Bekanntlich ist ein Drift quasi ein gewolltes Übersteuern des Fahrzeuges in einer Kurve. Man umrundet also nicht wie gewohnt eine Biegung, sondern stellt den Wagen quer und bewegt sich so fort. Nun ist dieses Prozedere zwar auch auf Asphalt realisierbar, doch Driftanfängern fällt dies auf vereister Unterlage wie in Levi, beim Medien­event herrschten im grössten Ski-Ressort Finnlands Temperaturen von bis zu minus 26 Grad Celsius, gewiss leichter. Um den Drift zu sichern, wird zuvor das Porsche Stability Management (PSM) – ein elektronisches Regelsystem zur Stabilisierung im fahr­dynamischen Grenzbereich – per Knopfdruck deaktiviert.

So weit, so gut, aber wie driftet man jetzt? «Für einen schönen Drift müssen Sie einen Lastwechsel erzielen, bei dem durch Bremsen oder das Lupfen des Gaspedals der Schwerpunkt des Fahrzeugs nach vorne verlagert wird. Dann, wenn das Heck ausbricht, einfach nur kontrolliert gegenlenken und mit gezielten Gasstössen das Fahrzeug in den Drift bringen.» Zugegeben, die Anweisung des In­struktors am Funk klingt einfach, aber auch mit einem 911 Turbo braucht es Zeit, bis die Drifts auch wirklich hinhauen. «Wenn Sie einen noch stärkeren Gasstoss setzen, erzielen Sie einen noch grös­seren Driftwinkel», tönt es erneut am Funk. Mitten in die Überlegungen, wie diese Tipps umzusetzen sind, meldet sich erneut der Funk: «Wir brauchen den Cayenne!» Offenbar hat es wieder jemand der Gruppe übertrieben und muss von einem der Schneewälle geborgen werden. Macht nichts, in Levi geht es ja ums Üben.


DER RENNSPORT STAND PATE

Der siegreiche Porsche 959 an der Paris-Dakar im Jahre 1986. © zVg.

Die Story des Allradantriebs in Serien-Porsche begann mit dem Typ 953, der 1984 mit René Metge und Dominique Lemoyne/FRA die Rallye Paris–Dakar gewann. Er war der erste Allrad-911, denn der 953 war eine modifizierte Version des späteren Kult-Porsche und für die Rallye speziell entwickelt. Ihn löste ein Jahr später der 959 mit elektronisch gesteuertem variablen Allradantrieb ab, Metge/Lemoyne gewannen 1986 damit die Dakar erneut.

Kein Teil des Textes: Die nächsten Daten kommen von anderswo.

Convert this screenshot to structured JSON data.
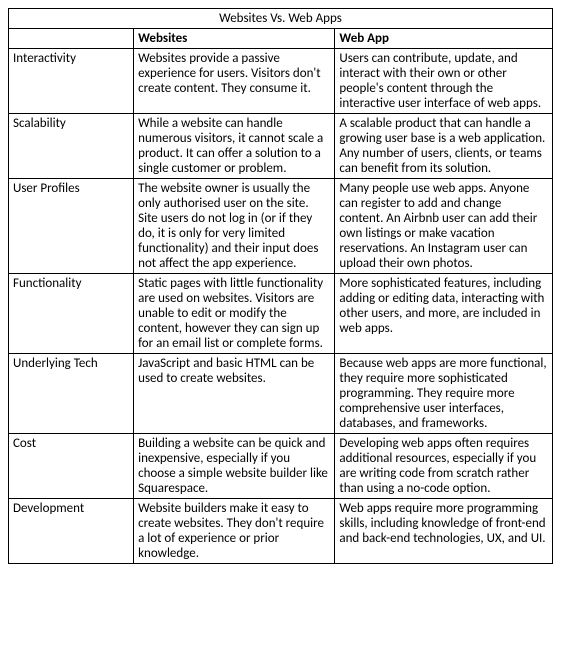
{
  "table": {
    "title": "Websites Vs. Web Apps",
    "columns": [
      "",
      "Websites",
      "Web App"
    ],
    "rows": [
      {
        "label": "Interactivity",
        "websites": "Websites provide a passive experience for users. Visitors don't create content. They consume it.",
        "webapp": "Users can contribute, update, and interact with their own or other people's content through the interactive user interface of web apps."
      },
      {
        "label": "Scalability",
        "websites": "While a website can handle numerous visitors, it cannot scale a product. It can offer a solution to a single customer or problem.",
        "webapp": "A scalable product that can handle a growing user base is a web application. Any number of users, clients, or teams can benefit from its solution."
      },
      {
        "label": "User Profiles",
        "websites": "The website owner is usually the only authorised user on the site. Site users do not log in (or if they do, it is only for very limited functionality) and their input does not affect the app experience.",
        "webapp": "Many people use web apps. Anyone can register to add and change content. An Airbnb user can add their own listings or make vacation reservations. An Instagram user can upload their own photos."
      },
      {
        "label": "Functionality",
        "websites": "Static pages with little functionality are used on websites. Visitors are unable to edit or modify the content, however they can sign up for an email list or complete forms.",
        "webapp": "More sophisticated features, including adding or editing data, interacting with other users, and more, are included in web apps."
      },
      {
        "label": "Underlying Tech",
        "websites": "JavaScript and basic HTML can be used to create websites.",
        "webapp": "Because web apps are more functional, they require more sophisticated programming. They require more comprehensive user interfaces, databases, and frameworks."
      },
      {
        "label": "Cost",
        "websites": "Building a website can be quick and inexpensive, especially if you choose a simple website builder like Squarespace.",
        "webapp": "Developing web apps often requires additional resources, especially if you are writing code from scratch rather than using a no-code option."
      },
      {
        "label": "Development",
        "websites": "Website builders make it easy to create websites. They don't require a lot of experience or prior knowledge.",
        "webapp": "Web apps require more programming skills, including knowledge of front-end and back-end technologies, UX, and UI."
      }
    ]
  }
}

Der erste Strassen-911 mit serienmässigem Allradantrieb kam 1988. Bei diesem 911 Carrera 4 des Typs 964 wurde die Antriebskraft über ein Planetengetriebe als Mittendifferenzial verteilt. Hinzu kamen als Längssperre Lamellensperren zwischen der Vorder- und Hinterachse sowie ebenfalls Lamellensperren als geregelte Quersperre an der Hinterachse.

Visco-Kupplung als Etappe

Im Jahre 1994 brachte Porsche im 911 des Typs 993 die zweiten Allradgeneration. Hier leitete eine passive Visco-Kupplung erst bei Unterschieden in der Drehzahl zwischen der direkt angetriebenen Hinter- und der Vorderachse einen Teil davon an die Vorderachse. Dieses System erhielten auch die 911 Carrera und 911 Turbo des Typs 996.

Der Cayenne brachte 2002 das Porsche Traction Management (PTM). Bei diesem permanenten Allradantrieb verteilte ein zentrales Verteilergetriebe die Antriebskraft im Verhältnis 38:62 auf Vorder- und Hinterachse. Hinzu kamen ein Reduktionsgetriebe und eine elektronisch geregelte Längssperre. Ein reiferes PTM gab es 2006 im 911 Turbo des Typs 997 mit einer elektronisch gesteuerten und elek­tromagnetisch betätigten Lamellenkupplung. Dieses System war aktiv sowie voll variabel, wodurch die Antriebskraft zwischen der permanent angetriebenen Hinterachse und der Vorderachse rascher verteilt wurde. Es war auch präziser als eine passive Visco-Kupplung. 2008 wurden damit die 911-Carrera-4-Modelle der 2. 997-Generation bestückt. Ebenfalls über eine geregelte Lamellenkupplung verfügen dann ab 2009 die Allradantriebe der meisten Panamera-Modelle, ab 2013 folgen die Macan mit Allrad. Das bislang aktuellste PTM versieht schliesslich ab 2013 seinen Dienst im 911 Turbo der ersten 991-Generation. Hier gibt es nun eine elektrohydraulische statt einer elektromechanischen Betätigung der Lamellenkupplung, was die Performance positiv beeinflusst.